There doesn’t seem to be any reason why the city’s safety and security directorate does not set up an anti-gang unit. The anti-land invasion unit has been particularly “active” in Gugulethu, Macassar, Mitchells Plain, Delft and Mandela Park, in tearing down hundreds of shacks over the years set up by frustrated back-yard residents.
The Cape Town metro police force itself is seemingly willing and able to engage in brutal gunfights. When they wanted to tear down shacks in another so-called “Coloured” ghetto – Hangberg near Hout Bay in 2010, the Cape Town metro police opened fire with hundreds of rubber bullets, shooting four people’s eyes out. It seems odd that there is nothing these police can do to fight gangsters in Lavender Hill and Hanover Park.
Community activist Nkwame Cedile, of the Right 2 Know campaign in Cape Town says, “What we are going through in townships is violence of inequality. Zille and the ANC ruling elite are in denial about the violent impact of inequalities. They treat the continued violence as just a community safety issue and I say it is more than that,” said Cedile.
Cape Flats based political activist and academic Shaheed Mahomed says it is in the DA’s interests not to end the drug trade in the city.
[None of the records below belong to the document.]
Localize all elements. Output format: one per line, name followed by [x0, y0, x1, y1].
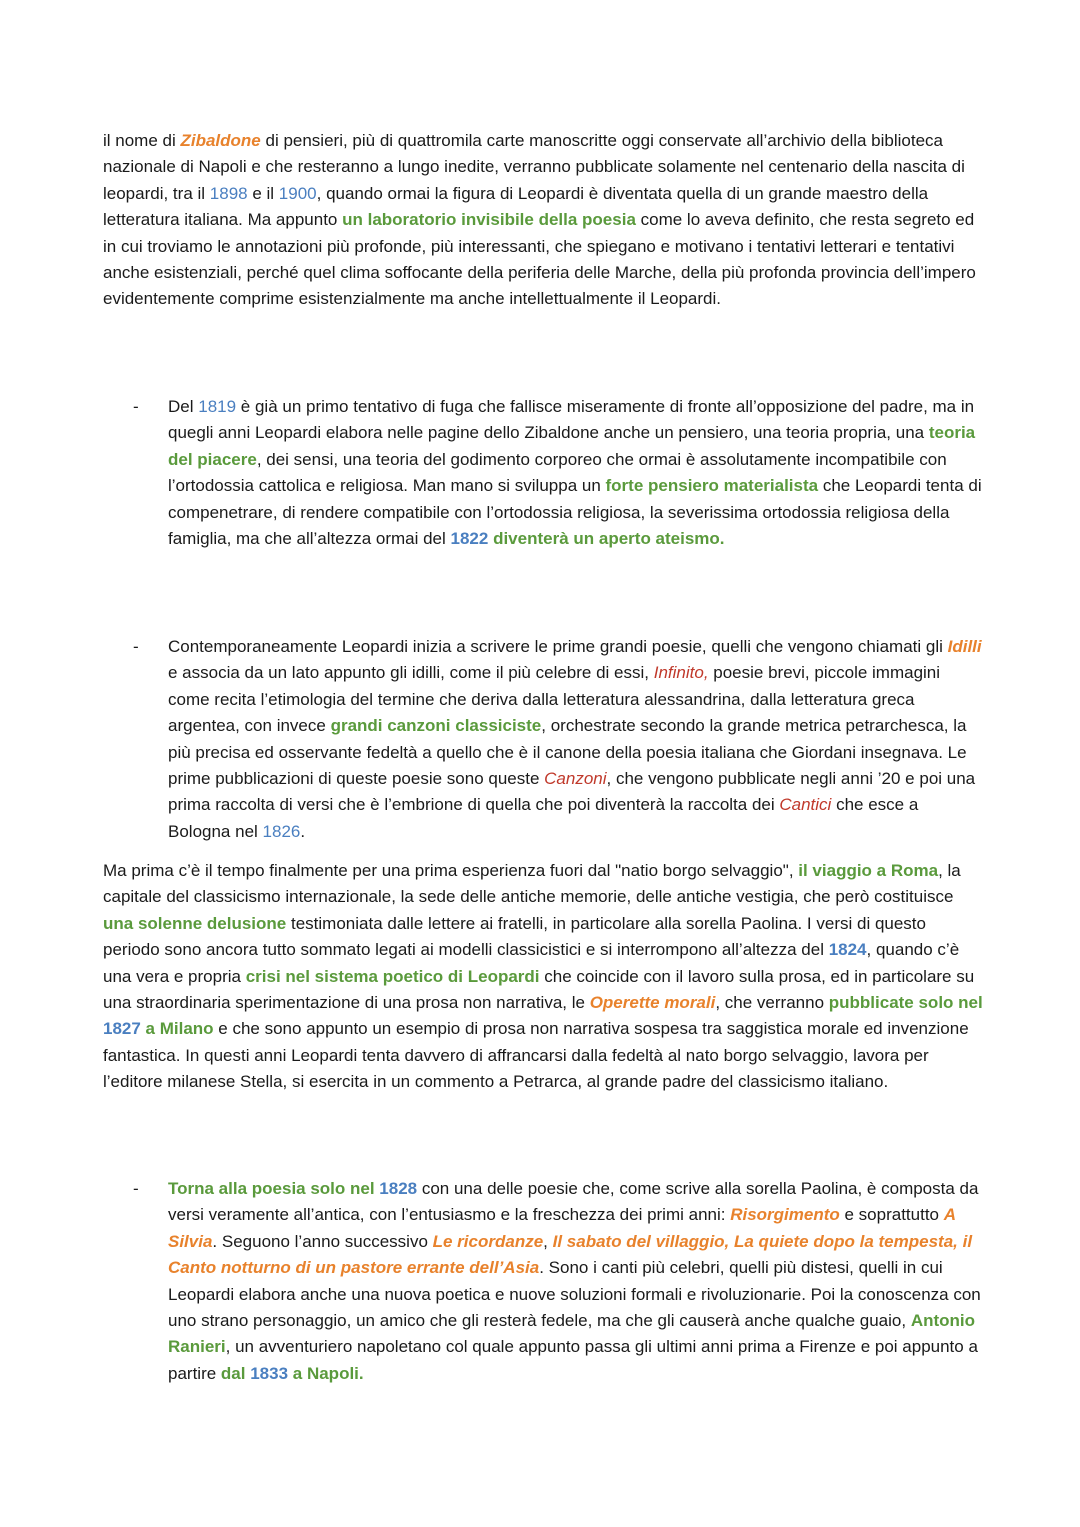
- highlighted-text: 1826: [262, 821, 301, 841]
- text-run: , un avventuriero napoletano col quale appunto passa gli ultimi anni prima a Firenze e poi appunto a partire: [168, 1337, 978, 1383]
- highlighted-text: Il sabato del villaggio, La quiete dopo la tempesta, il Canto notturno di un pastore errante dell’Asia: [168, 1231, 973, 1278]
- text-run: . Seguono l’anno successivo: [212, 1231, 433, 1251]
- text-run: con una delle poesie che, come scrive alla sorella Paolina, è composta da versi veramente all’antica, con l’entusiasmo e la freschezza dei primi anni:: [168, 1179, 979, 1225]
- text-run: , quando c’è una vera e propria: [103, 940, 960, 986]
- text-run: , la capitale del classicismo internazionale, la sede delle antiche memorie, delle antiche vestigia, che però costituisce: [103, 861, 961, 907]
- text-run: e il: [247, 183, 279, 203]
- text-run: che Leopardi tenta di compenetrare, di rendere compatibile con l’ortodossia religiosa, la severissima ortodossia religiosa della famiglia, ma che all’altezza ormai del: [168, 476, 982, 549]
- list-item-1819: [103, 394, 983, 552]
- text-run: . Sono i canti più celebri, quelli più distesi, quelli in cui Leopardi elabora anche una nuova poetica e nuove soluzioni formali e rivoluzionarie. Poi la conoscenza con uno strano personaggio, un amico che gli resterà fedele, ma che gli causerà anche qualche guaio,: [168, 1258, 981, 1331]
- text-run: il nome di: [103, 131, 181, 150]
- highlighted-text: forte pensiero materialista: [605, 476, 819, 496]
- list-item-text: [168, 394, 983, 552]
- bullet-dash: -: [133, 397, 139, 416]
- highlighted-text: una solenne delusione: [103, 913, 287, 933]
- highlighted-text: Zibaldone: [180, 131, 261, 150]
- highlighted-text: 1833: [250, 1363, 289, 1383]
- highlighted-text: 1822: [450, 529, 489, 549]
- highlighted-text: pubblicate solo nel: [828, 993, 983, 1013]
- text-run: e associa da un lato appunto gli idilli, come il più celebre di essi,: [168, 663, 654, 683]
- list-item-text: [168, 1176, 983, 1387]
- highlighted-text: 1828: [379, 1179, 418, 1198]
- text-run: come lo aveva definito, che resta segreto ed in cui troviamo le annotazioni più profonde, più interessanti, che spiegano e motivano i tentativi letterari e tentativi anche esistenziali, perché quel clima soffocante della periferia delle Marche, della più profonda provincia dell’impero evidentemente comprime esistenzialmente ma anche intellettualmente il Leopardi.: [103, 210, 976, 309]
- text-run: è già un primo tentativo di fuga che fallisce miseramente di fronte all’opposizione del padre, ma in quegli anni Leopardi elabora nelle pagine dello Zibaldone anche un pensiero, una teoria propria, una: [168, 397, 975, 443]
- highlighted-text: A Silvia: [168, 1205, 956, 1251]
- highlighted-text: Idilli: [947, 637, 982, 656]
- text-run: .: [300, 821, 306, 841]
- highlighted-text: Le ricordanze: [432, 1231, 544, 1251]
- list-item-text: [168, 634, 983, 845]
- text-run: , che verranno: [715, 993, 829, 1013]
- highlighted-text: a Napoli.: [288, 1363, 364, 1383]
- text-run: di pensieri, più di quattromila carte manoscritte oggi conservate all’archivio della biblioteca nazionale di Napoli e che resteranno a lungo inedite, verranno pubblicate solamente nel centenario della nascita di leopardi, tra il: [103, 131, 965, 203]
- highlighted-text: 1900: [278, 183, 317, 203]
- list-item-1828: [103, 1176, 983, 1387]
- text-run: , dei sensi, una teoria del godimento corporeo che ormai è assolutamente incompatibile con l’ortodossia cattolica e religiosa. Man mano si sviluppa un: [168, 449, 947, 496]
- text-run: Del: [168, 397, 199, 416]
- text-run: che esce a Bologna nel: [168, 795, 919, 841]
- text-run: , che vengono pubblicate negli anni ’20 e poi una prima raccolta di versi che è l’embrione di quella che poi diventerà la raccolta dei: [168, 769, 976, 815]
- text-run: Contemporaneamente Leopardi inizia a scrivere le prime grandi poesie, quelli che vengono chiamati gli: [168, 637, 948, 656]
- highlighted-text: Operette morali: [589, 993, 716, 1013]
- highlighted-text: diventerà un aperto ateismo.: [493, 529, 725, 549]
- text-run: testimoniata dalle lettere ai fratelli, in particolare alla sorella Paolina. I versi di questo periodo sono ancora tutto sommato legati ai modelli classicistici e si interrompono all’altezza del: [103, 913, 926, 960]
- text-run: , orchestrate secondo la grande metrica petrarchesca, la più precisa ed osservante fedeltà a quello che è il canone della poesia italiana che Giordani insegnava. Le prime pubblicazioni di queste poesie sono queste: [168, 716, 967, 789]
- highlighted-text: grandi canzoni classiciste: [330, 716, 542, 736]
- highlighted-text: 1898: [209, 183, 248, 203]
- highlighted-text: a Milano: [140, 1019, 214, 1039]
- text-run: e che sono appunto un esempio di prosa non narrativa sospesa tra saggistica morale ed invenzione fantastica. In questi anni Leopardi tenta davvero di affrancarsi dalla fedeltà al nato borgo selvaggio, lavora per l’editore milanese Stella, si esercita in un commento a Petrarca, al grande padre del classicismo italiano.: [103, 1019, 969, 1092]
- paragraph-roma: [103, 858, 983, 1096]
- highlighted-text: 1824: [828, 940, 867, 960]
- highlighted-text: crisi nel sistema poetico di Leopardi: [245, 966, 540, 986]
- text-run: ,: [543, 1231, 553, 1251]
- list-item-idilli: [103, 634, 983, 845]
- paragraph-zibaldone: [103, 128, 983, 313]
- text-run: che coincide con il lavoro sulla prosa, ed in particolare su una straordinaria sperimentazione di una prosa non narrativa, le: [103, 966, 975, 1013]
- highlighted-text: un laboratorio invisibile della poesia: [342, 210, 636, 230]
- highlighted-text: 1819: [198, 397, 237, 416]
- bullet-dash: -: [133, 1179, 139, 1198]
- highlighted-text: Canzoni: [544, 769, 607, 789]
- highlighted-text: teoria del piacere: [168, 423, 976, 469]
- highlighted-text: Cantici: [779, 795, 832, 815]
- highlighted-text: Torna alla poesia solo nel: [168, 1179, 380, 1198]
- highlighted-text: Antonio Ranieri: [168, 1311, 976, 1357]
- highlighted-text: il viaggio a Roma: [798, 861, 939, 880]
- text-run: Ma prima c’è il tempo finalmente per una prima esperienza fuori dal "natio borgo selvaggio",: [103, 861, 799, 880]
- highlighted-text: 1827: [103, 1019, 141, 1039]
- highlighted-text: Infinito,: [653, 663, 709, 683]
- highlighted-text: dal: [220, 1363, 251, 1383]
- bullet-dash: -: [133, 637, 139, 656]
- text-run: , quando ormai la figura di Leopardi è diventata quella di un grande maestro della letteratura italiana. Ma appunto: [103, 183, 929, 230]
- highlighted-text: Risorgimento: [730, 1205, 840, 1225]
- text-run: e soprattutto: [839, 1205, 944, 1225]
- text-run: poesie brevi, piccole immagini come recita l’etimologia del termine che deriva dalla letteratura alessandrina, dalla letteratura greca argentea, con invece: [168, 663, 941, 736]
“In the 1960’s and 70’s the US state systematically saturated the ghettoes with drugs to break the resistance that had been led by the Black Panther movement. A drugged youth would not lead any resistance.”
Mahomed points to last week’s execution of Lavender Hill Anti-Eviction Campaign activist Soraya Nordien, who was shot at point blank range just a week after being threatened with a gun by Junky Funky gang members. Nordien had been a leader in mobilising the community to set up neighbourhood watches in the area. “The police did nothing about this. The police openly collaborate with gang members,” said Mahomed.